Electromigration failure mechanisms for SnAg3.5 solder bumps on Ti/Cr-Cu/Cu and Ni(P)/Au metallization pads

Abstract

The electromigration behavior of SnAg3.5 solder bumps is investigated under the current densities of 1x10(4) A/cm(2) and 5x10(3) A/cm(2) at 150degreesC. Different failure modes were observed for the two stressing conditions. When stressed at 1x10(4) A/cm(2), damage occurred in both the anode/chip side and the cathode/chip side. However, failure happened only in the cathode/chip side under the stressing of 5x10(3)A/cm(2). A three-dimensional simulation of the current-density distribution was performed to provide a better understanding of the current-crowding behavior in the solder bump. The current-crowding effect was found to account for the failure in the cathode/chip side. In addition, both the temperature increase and the thermal gradients were measured during the two stressing conditions.
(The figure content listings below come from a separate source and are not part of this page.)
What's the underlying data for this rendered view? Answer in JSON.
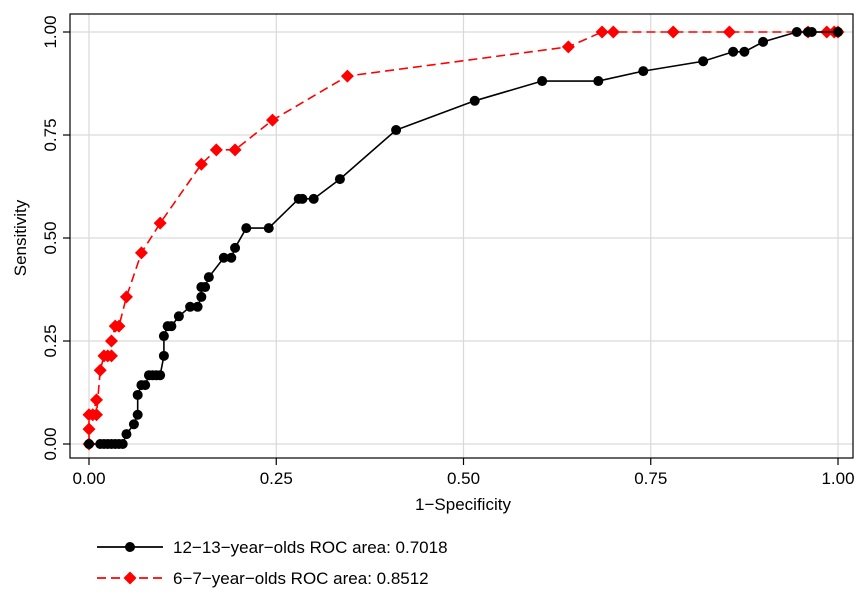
{
  "chart_data": {
    "type": "line",
    "xlabel": "1−Specificity",
    "ylabel": "Sensitivity",
    "xlim": [
      0,
      1
    ],
    "ylim": [
      0,
      1
    ],
    "grid": true,
    "legend_position": "bottom",
    "x_ticks": [
      "0.00",
      "0.25",
      "0.50",
      "0.75",
      "1.00"
    ],
    "y_ticks": [
      "0.00",
      "0.25",
      "0.50",
      "0.75",
      "1.00"
    ],
    "series": [
      {
        "name": "12−13−year−olds ROC area: 0.7018",
        "color": "#000000",
        "marker": "circle",
        "line_style": "solid",
        "x": [
          0.0,
          0.015,
          0.02,
          0.025,
          0.03,
          0.035,
          0.04,
          0.045,
          0.05,
          0.06,
          0.065,
          0.065,
          0.07,
          0.075,
          0.08,
          0.085,
          0.09,
          0.095,
          0.1,
          0.1,
          0.105,
          0.11,
          0.12,
          0.135,
          0.145,
          0.15,
          0.15,
          0.155,
          0.16,
          0.18,
          0.19,
          0.195,
          0.21,
          0.24,
          0.28,
          0.285,
          0.3,
          0.335,
          0.41,
          0.515,
          0.605,
          0.68,
          0.74,
          0.82,
          0.86,
          0.875,
          0.9,
          0.945,
          0.96,
          0.965,
          1.0
        ],
        "y": [
          0.0,
          0.0,
          0.0,
          0.0,
          0.0,
          0.0,
          0.0,
          0.0,
          0.024,
          0.048,
          0.071,
          0.119,
          0.143,
          0.143,
          0.167,
          0.167,
          0.167,
          0.167,
          0.214,
          0.262,
          0.286,
          0.286,
          0.31,
          0.333,
          0.333,
          0.357,
          0.381,
          0.381,
          0.405,
          0.452,
          0.452,
          0.476,
          0.524,
          0.524,
          0.595,
          0.595,
          0.595,
          0.643,
          0.762,
          0.833,
          0.881,
          0.881,
          0.905,
          0.929,
          0.952,
          0.952,
          0.976,
          1.0,
          1.0,
          1.0,
          1.0
        ]
      },
      {
        "name": "6−7−year−olds ROC area: 0.8512",
        "color": "#ff0000",
        "marker": "diamond",
        "line_style": "dashed",
        "x": [
          0.0,
          0.0,
          0.0,
          0.005,
          0.01,
          0.01,
          0.015,
          0.02,
          0.025,
          0.03,
          0.03,
          0.035,
          0.04,
          0.05,
          0.07,
          0.095,
          0.15,
          0.17,
          0.195,
          0.245,
          0.345,
          0.64,
          0.685,
          0.7,
          0.78,
          0.855,
          0.96,
          0.985,
          0.995,
          1.0
        ],
        "y": [
          0.0,
          0.036,
          0.071,
          0.071,
          0.107,
          0.071,
          0.179,
          0.214,
          0.214,
          0.214,
          0.25,
          0.286,
          0.286,
          0.357,
          0.464,
          0.536,
          0.679,
          0.714,
          0.714,
          0.786,
          0.893,
          0.964,
          1.0,
          1.0,
          1.0,
          1.0,
          1.0,
          1.0,
          1.0,
          1.0
        ]
      }
    ]
  }
}
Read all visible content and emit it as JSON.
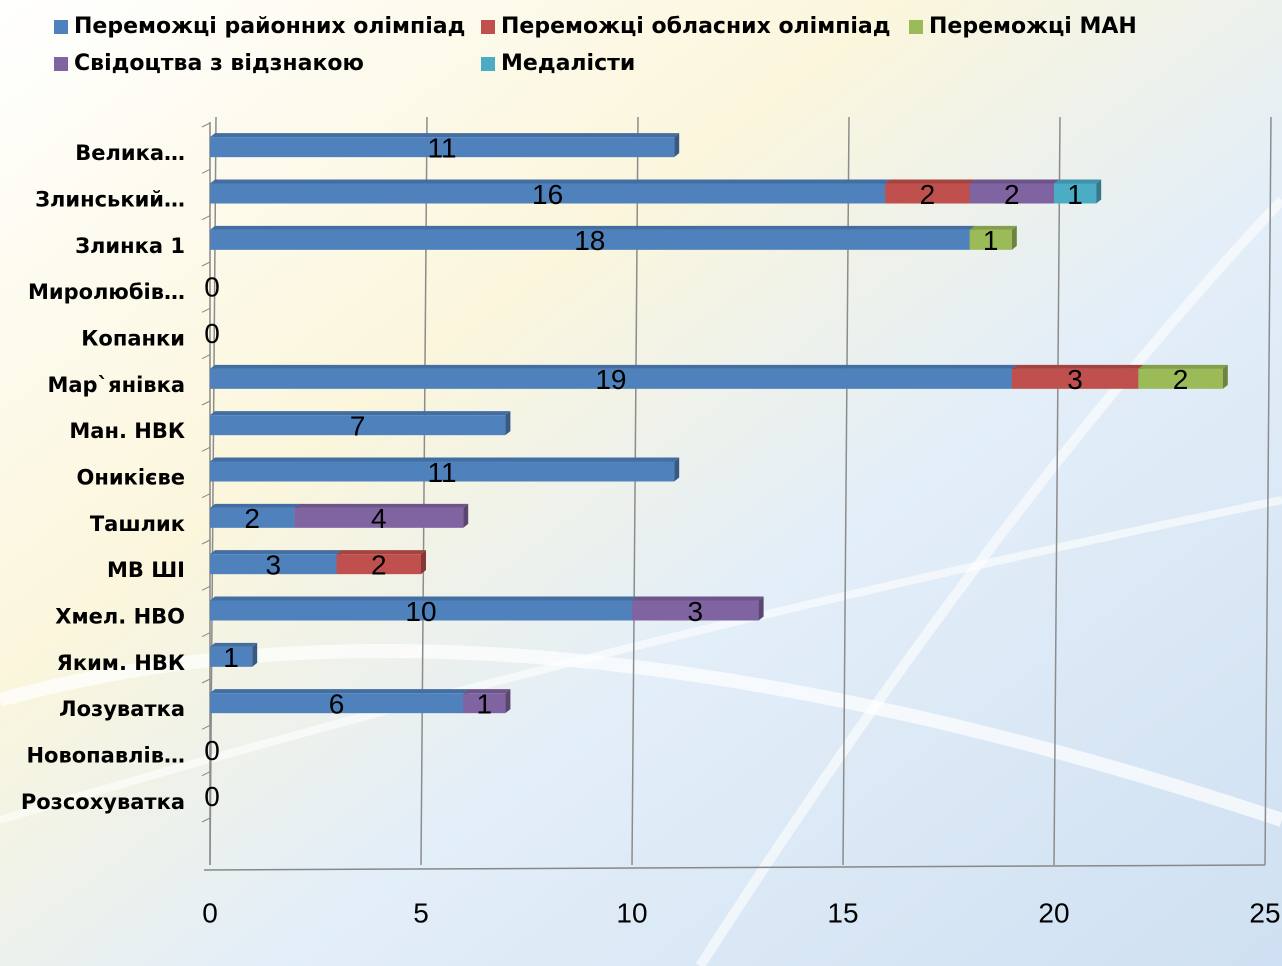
{
  "chart_data": {
    "type": "bar",
    "orientation": "horizontal",
    "stacked": true,
    "categories": [
      "Велика…",
      "Злинський…",
      "Злинка 1",
      "Миролюбів…",
      "Копанки",
      "Мар`янівка",
      "Ман. НВК",
      "Оникієве",
      "Ташлик",
      "МВ ШІ",
      "Хмел. НВО",
      "Яким. НВК",
      "Лозуватка",
      "Новопавлів…",
      "Розсохуватка"
    ],
    "series": [
      {
        "name": "Переможці районних олімпіад",
        "color": "#4f81bd",
        "values": [
          11,
          16,
          18,
          0,
          0,
          19,
          7,
          11,
          2,
          3,
          10,
          1,
          6,
          0,
          0
        ]
      },
      {
        "name": "Переможці обласних олімпіад",
        "color": "#c0504d",
        "values": [
          null,
          2,
          null,
          null,
          null,
          3,
          null,
          null,
          null,
          2,
          null,
          null,
          null,
          null,
          null
        ]
      },
      {
        "name": "Переможці МАН",
        "color": "#9bbb59",
        "values": [
          null,
          null,
          1,
          null,
          null,
          2,
          null,
          null,
          null,
          null,
          null,
          null,
          null,
          null,
          null
        ]
      },
      {
        "name": "Свідоцтва з відзнакою",
        "color": "#8064a2",
        "values": [
          null,
          2,
          null,
          null,
          null,
          null,
          null,
          null,
          4,
          null,
          3,
          null,
          1,
          null,
          null
        ]
      },
      {
        "name": "Медалісти",
        "color": "#4bacc6",
        "values": [
          null,
          1,
          null,
          null,
          null,
          null,
          null,
          null,
          null,
          null,
          null,
          null,
          null,
          null,
          null
        ]
      }
    ],
    "xlim": [
      0,
      25
    ],
    "xticks": [
      0,
      5,
      10,
      15,
      20,
      25
    ],
    "grid": true
  }
}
The measured temperature increase due to Joule heating was as high as 54.5degreesC, and the thermal gradient reached 365degreesC/cm when stressed by 1x10(4)A/cm(2). This induced thermal gradient may cause atoms to migrate from the chip side to the substrate side, contributing to the failure in the anode/chip side. Moreover, the formation of intermetallic compounds in the anode/chip side may also be responsible for the failure in the anode/chip side. (C) 2004 American Institute of Physics.